« Al-Basheer Show », l’émission satirique qui combat Daech avec le rire

Assis au bar, deux hommes portant une fausse barbe commandent un jus de pomme et de l’eau "Halal", lancent un clin d’oeil malicieux au serveur qui s’exécute et leur offre deux verres d’alcool.

"A l’occasion du premier anniversaire de l’occupation de Mossoul (Irak), c’est le calife (Abou Bakr al-Baghdadi, chef de l’EI) qui paie", lance le serveur, avant qu’une bombe ne leur tombe dessus.

Dans cette scène parmi les plus célèbres de l’émission satirique à succès "al-Basheer Show", Ahmad al-Basheer, 30 ans, "tente de casser l’image" des jihadistes de l’organisation Etat islamique (EI) qui prétendent se battre au nom d’une application rigoureuse de la charia.

Le satiriste est devenu célèbre dans tout l’Irak avec son humour intrépide et ses critiques acérées. Tout le monde en prend pour son grade: jihadistes, miliciens, armée, responsables politiques… Chaque semaine, des millions d’Irakiens se pressent devant leur poste pour regarder son émission.

En Irak, certains ont choisi de prendre les armes pour combattre les jihadistes de l’EI qui contrôlent des pans entiers du pays depuis leur offensive éclair de juin 2014. Ahmad al-Basheer, lui, estime que "les armes ne sont pas la meilleure solution".
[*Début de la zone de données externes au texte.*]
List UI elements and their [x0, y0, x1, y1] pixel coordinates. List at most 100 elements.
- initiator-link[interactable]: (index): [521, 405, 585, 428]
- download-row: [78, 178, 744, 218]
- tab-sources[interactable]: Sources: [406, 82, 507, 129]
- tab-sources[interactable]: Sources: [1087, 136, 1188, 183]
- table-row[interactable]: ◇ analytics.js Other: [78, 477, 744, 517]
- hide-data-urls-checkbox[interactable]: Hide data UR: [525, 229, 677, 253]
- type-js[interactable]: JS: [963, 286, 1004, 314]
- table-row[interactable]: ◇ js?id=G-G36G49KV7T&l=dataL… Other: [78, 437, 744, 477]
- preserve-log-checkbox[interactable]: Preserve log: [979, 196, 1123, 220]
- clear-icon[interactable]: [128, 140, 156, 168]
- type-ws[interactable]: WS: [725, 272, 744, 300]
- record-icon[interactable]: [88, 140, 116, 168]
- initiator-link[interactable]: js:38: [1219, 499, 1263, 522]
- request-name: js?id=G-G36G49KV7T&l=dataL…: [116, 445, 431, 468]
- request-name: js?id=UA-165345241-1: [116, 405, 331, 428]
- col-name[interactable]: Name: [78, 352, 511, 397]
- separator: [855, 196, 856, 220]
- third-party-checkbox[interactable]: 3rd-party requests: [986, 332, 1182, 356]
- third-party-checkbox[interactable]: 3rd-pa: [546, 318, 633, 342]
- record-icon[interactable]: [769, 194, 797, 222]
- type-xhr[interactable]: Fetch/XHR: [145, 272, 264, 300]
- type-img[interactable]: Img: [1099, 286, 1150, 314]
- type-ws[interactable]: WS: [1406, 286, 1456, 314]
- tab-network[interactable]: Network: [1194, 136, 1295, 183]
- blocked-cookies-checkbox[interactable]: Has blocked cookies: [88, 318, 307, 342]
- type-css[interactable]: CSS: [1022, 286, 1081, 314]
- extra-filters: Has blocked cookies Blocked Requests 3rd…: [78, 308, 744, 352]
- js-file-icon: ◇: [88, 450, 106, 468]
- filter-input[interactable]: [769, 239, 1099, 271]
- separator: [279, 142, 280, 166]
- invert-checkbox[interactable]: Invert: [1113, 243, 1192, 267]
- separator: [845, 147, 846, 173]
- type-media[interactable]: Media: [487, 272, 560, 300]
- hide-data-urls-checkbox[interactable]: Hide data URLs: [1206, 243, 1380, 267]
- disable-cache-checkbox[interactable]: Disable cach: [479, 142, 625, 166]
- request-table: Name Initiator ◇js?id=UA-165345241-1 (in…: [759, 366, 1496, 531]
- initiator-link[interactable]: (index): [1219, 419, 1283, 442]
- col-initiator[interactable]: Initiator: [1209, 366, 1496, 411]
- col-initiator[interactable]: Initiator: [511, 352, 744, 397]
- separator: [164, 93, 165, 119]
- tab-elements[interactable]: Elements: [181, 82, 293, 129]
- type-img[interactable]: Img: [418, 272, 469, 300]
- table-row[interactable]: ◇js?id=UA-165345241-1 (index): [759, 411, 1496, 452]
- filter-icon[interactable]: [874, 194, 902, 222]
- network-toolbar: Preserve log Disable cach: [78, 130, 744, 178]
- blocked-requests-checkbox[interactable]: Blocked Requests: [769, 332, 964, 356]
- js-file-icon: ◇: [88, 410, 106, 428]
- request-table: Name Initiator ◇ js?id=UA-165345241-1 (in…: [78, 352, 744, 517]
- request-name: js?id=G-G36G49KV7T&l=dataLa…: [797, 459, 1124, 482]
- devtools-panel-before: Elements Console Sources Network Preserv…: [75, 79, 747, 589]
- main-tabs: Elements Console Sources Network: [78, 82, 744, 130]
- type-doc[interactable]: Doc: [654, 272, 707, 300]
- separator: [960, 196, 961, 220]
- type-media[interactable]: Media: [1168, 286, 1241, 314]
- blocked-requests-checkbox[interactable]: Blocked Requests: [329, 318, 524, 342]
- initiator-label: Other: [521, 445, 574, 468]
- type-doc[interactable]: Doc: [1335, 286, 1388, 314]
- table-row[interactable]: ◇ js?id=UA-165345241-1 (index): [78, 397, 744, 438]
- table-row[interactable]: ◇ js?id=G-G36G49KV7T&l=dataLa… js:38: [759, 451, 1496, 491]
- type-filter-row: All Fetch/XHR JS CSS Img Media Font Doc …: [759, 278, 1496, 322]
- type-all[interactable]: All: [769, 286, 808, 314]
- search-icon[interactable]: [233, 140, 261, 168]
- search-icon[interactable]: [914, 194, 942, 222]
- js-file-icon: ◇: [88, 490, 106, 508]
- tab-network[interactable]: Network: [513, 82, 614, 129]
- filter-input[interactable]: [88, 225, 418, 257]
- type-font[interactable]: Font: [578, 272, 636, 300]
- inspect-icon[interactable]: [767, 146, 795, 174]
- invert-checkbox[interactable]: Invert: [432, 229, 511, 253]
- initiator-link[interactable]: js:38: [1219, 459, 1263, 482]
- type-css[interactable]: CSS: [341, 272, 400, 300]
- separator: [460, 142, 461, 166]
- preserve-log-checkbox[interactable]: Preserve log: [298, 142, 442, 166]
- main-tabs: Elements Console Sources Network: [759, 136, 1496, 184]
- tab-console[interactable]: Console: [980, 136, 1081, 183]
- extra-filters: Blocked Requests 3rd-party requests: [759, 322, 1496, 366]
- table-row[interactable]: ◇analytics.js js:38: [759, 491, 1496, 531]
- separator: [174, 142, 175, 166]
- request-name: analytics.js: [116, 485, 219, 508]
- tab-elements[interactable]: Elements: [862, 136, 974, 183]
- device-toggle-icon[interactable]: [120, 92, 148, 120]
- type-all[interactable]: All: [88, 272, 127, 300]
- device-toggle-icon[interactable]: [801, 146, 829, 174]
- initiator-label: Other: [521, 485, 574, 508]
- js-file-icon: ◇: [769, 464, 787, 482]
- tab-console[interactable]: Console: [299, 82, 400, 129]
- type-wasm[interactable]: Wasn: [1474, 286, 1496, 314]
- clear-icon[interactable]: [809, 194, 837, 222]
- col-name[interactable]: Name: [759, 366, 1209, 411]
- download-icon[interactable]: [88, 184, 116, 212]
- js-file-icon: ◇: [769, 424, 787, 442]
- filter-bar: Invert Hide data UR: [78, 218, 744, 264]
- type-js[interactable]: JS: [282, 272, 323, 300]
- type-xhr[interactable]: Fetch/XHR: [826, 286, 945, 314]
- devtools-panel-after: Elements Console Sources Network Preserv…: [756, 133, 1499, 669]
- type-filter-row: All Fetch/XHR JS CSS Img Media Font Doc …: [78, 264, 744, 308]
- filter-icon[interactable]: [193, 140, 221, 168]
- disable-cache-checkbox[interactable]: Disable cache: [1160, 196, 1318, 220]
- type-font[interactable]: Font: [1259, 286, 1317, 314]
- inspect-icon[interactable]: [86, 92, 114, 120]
"Nous combattons l’EI avec notre comédie satirique", explique-t-il depuis son studio situé dans la capitale jordanienne Amman.

– Du journalisme à la comédie –

Dans un autre sketch, un comédien barbu présente un one-man-show. A côté de lui, un autre barbu avec une kalachnikov, dont la mission est de tirer sur les spectateurs qui refusent de rire à leurs blagues pas drôles.

"Savez-vous quel est le nom de la première personne qui s’est fait exploser et qui s’est retrouvée au paradis ? Il s’appelait Boum". L’un des spectateurs éclate de rire. On lui demande de se lever et on l’abat d’une rafale. "Celle-ci n’était pas une blague. C’était un test. Est-ce que la mort d’un frère vous fait rire ?"

Pour le concepteur de l’émission, les chefs de l’EI "pensent être des personnes très sacrées. Mais si l’on se moque d’eux (…) leurs auréoles tomberont et ils redeviendront de simples humains. C’est pour ça qu’ils pensent que nous sommes un danger", dit-il.

"Nous tournons en dérision tout ce qui est négatif dans notre pays, l’Irak, à commencer par les responsables qui commettent des erreurs et ne font pas leur travail comme il faut, en passant par les corrompus et les mauvais politiciens ou ceux qui utilisent la religion à des fins politiques et finalement les extrémistes, les sectaires et les milices".

Ahmad al-Basheer est un ancien journaliste qui a travaillé pour plusieurs télévisions irakiennes. En 2011, il a échappé de justesse à la mort dans un attentat perpétré lors d’un festival à Ramadi (100 km à l’ouest de Bagdad), dans lequel sept de ses collègues ont péri. Depuis, il a décidé de quitter l’Irak et de s’installer en Jordanie.

– Menaces de morts –

Son émission au ton grinçant, inédite en Irak, lui a valu des menaces de mort. "La plupart des menaces nous proviennent de l’EI ou de personnes loyales aux milices (…) via les réseaux sociaux comme Twitter ou Facebook mais aussi par la poste et des messages sur nos téléphones portables", dit-il. "Nous nous sommes habitués. Après chaque nouvel épisode, nous recevons de nouvelles menaces".

Dans son studio moderne à Amman, Ahmad al-Basheer compte sur une équipe de 24 personnes, des Irakiens pour la plupart, dont quelques-uns chargés de suivre les dernières informations venant de leur pays déchiré par des violences confessionnelles et communautaires.

Dans l’un des derniers épisodes, ce sont les déclarations contradictoires des responsables irakiens sur la libération de Mossoul, contrôlée par l’EI depuis un an, qui sont tournées en dérision.

On y voit le Premier ministre irakien, Haider al-Abadi, dire que la bataille "pour la reprise de Mossoul a commencé il y a trois mois". Puis le vice-président Iyad Allaoui affirmer qu’il ne sait "pas quand la bataille de Mossoul va commencer".

"Nous essayons tout simplement de faire rire les Irakiens et leur permettre d’oublier leurs malheurs", explique al-Basheer.

"Le rire est le meilleur moyen pour unir tous les peuples du monde", conclut-il, optimiste.